Alloy discovery has been greatly accelerated by techniques of artificial intelligence in the modern Information Age. In this talk, I will use a new family of alloys called high-entropy alloys (HEAs) as an example to demonstrate how state-of-the-art machine learning algorithms are applied to discover new HEAs that exhibit excellent properties that largely depend on the selection among three phases: solid solution (SS), intermetallic compound (IM), and mixed SS and IM (SS+IM). Accurate phase prediction is therefore crucial for guiding the selection of a combination of elements to form a HEA with desirable properties. The phase selection is correlated with elemental features such as valence electron concentration and the formation enthalpy, leading to a set of parametric phase-selection rules. Here we employ machine learning algorithms to efficiently explore phase selection rules using a comprehensive experimental dataset consisting of 401 different HEAs including 174 SS, 54 IM, and 173 SS+IM phases. We adopt three different machine learning algorithms: K-nearest neighbors, support vector machine, and artificial neural network. Our work provides an alternative route of computational design of HEAs, which is also applicable to accelerate the discovery of other metal alloys for modern engineering applications.

References

1. W. Huang, P. Martin, and H. L. Zhuang; Machine-learning phase prediction of high-entropy alloys.
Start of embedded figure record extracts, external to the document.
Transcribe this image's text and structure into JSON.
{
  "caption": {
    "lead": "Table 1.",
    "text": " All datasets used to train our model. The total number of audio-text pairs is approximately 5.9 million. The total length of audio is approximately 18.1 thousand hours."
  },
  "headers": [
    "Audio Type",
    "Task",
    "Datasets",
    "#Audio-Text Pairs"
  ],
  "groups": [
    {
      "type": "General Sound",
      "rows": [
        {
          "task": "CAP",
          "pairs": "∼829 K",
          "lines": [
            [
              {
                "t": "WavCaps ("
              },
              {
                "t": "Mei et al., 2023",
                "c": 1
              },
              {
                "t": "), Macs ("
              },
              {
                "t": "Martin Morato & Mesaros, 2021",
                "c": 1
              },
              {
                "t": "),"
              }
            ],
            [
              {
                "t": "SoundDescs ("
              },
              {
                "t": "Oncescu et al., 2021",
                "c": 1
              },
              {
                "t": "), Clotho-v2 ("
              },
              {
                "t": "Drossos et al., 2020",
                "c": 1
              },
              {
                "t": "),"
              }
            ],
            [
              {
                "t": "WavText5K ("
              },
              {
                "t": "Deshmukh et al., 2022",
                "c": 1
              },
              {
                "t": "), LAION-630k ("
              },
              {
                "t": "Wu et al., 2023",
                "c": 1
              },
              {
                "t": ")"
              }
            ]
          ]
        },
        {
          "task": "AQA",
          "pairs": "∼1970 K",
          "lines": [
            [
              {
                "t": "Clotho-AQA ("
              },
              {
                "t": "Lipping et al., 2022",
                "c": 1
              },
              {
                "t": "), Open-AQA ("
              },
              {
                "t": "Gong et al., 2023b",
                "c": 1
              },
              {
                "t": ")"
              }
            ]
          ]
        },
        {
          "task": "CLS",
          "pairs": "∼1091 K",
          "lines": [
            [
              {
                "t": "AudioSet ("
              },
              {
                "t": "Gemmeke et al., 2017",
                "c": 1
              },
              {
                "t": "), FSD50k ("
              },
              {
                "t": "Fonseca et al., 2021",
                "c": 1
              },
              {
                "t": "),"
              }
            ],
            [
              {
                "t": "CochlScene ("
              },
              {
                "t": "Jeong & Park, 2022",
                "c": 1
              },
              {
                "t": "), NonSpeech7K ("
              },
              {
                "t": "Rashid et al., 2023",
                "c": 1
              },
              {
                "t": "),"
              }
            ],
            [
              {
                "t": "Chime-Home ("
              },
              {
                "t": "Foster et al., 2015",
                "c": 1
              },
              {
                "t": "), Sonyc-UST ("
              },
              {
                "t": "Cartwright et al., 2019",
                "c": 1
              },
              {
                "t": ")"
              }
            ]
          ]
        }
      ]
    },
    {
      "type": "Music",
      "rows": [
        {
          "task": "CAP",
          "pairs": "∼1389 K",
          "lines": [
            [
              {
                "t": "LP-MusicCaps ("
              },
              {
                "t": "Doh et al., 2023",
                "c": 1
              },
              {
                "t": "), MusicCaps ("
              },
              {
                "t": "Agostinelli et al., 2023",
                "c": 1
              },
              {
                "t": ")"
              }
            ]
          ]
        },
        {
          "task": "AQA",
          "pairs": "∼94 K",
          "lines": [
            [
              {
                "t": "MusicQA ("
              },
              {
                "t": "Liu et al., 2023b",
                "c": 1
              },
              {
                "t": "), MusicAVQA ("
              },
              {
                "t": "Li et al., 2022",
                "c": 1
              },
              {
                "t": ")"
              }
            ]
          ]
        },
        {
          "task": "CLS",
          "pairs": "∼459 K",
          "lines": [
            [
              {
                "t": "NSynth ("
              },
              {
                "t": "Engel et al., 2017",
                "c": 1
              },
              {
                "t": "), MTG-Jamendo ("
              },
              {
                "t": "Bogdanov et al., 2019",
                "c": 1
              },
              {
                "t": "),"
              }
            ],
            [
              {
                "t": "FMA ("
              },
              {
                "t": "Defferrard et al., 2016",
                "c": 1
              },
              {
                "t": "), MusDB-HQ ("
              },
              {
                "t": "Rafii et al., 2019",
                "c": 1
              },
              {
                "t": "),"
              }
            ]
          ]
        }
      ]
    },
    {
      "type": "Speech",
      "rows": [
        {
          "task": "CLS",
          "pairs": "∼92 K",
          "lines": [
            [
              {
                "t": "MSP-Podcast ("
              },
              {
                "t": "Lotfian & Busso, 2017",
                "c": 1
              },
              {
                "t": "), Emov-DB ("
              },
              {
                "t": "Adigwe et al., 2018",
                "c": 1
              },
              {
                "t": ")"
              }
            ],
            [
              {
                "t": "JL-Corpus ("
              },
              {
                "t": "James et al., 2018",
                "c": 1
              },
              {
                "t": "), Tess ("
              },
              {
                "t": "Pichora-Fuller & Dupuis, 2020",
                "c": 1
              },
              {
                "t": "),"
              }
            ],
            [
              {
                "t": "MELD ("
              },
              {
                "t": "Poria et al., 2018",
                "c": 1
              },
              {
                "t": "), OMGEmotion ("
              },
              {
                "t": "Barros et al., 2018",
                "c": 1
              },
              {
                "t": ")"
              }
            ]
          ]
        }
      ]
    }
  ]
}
Acta Materialia, 169, 225 (2019). DOI:10.1016/j.actamat.2019.03.012
2. D. Wang, L. Liu, M. Chen, and H. L. Zhuang; Electrical and thermal transport properties of medium-entropy Si_yGe_ySn_x alloys. Acta Materialia, 199, 443 (2020). DOI:10.1016/j.actamat.2020.08.053
3. H. L. Zhuang; From evidence to new high-entropy alloys, Nature Computational Science, 1, 458 (2021). DOI:10.1038/s43588-021-00100-4

Biography

Houlong Zhuang is currently an Assistant Professor in the School for Engineering of Matter, Transport and Energy at Arizona State University. He obtained his doctorate in Materials Science and Engineering at Cornell University in 2014. He worked as a postdoctoral researcher at Oak Ridge National Laboratory from 2014-2015, and as a postdoctoral fellow at Princeton University from 2015-2017. He was trained as a theoretical and computational materials scientist in various fields of materials science and engineering, especially in energy-related areas including catalysis, lightweight metal alloys, two-dimensional materials, and solid/liquid interfaces. His current research is focused on applying quantum mechanical simulations, machine learning, and quantum computing calculations to tackle issues such as hydrogen storage and direct air capture for a sustainable energy and environment future. Dr. Zhuang is a recipient of the 2022 Materials Today Rising Star Award. He is a Scialog Fellow for Negative Emissions Science and a Fellow of the International Association of Advanced Materials.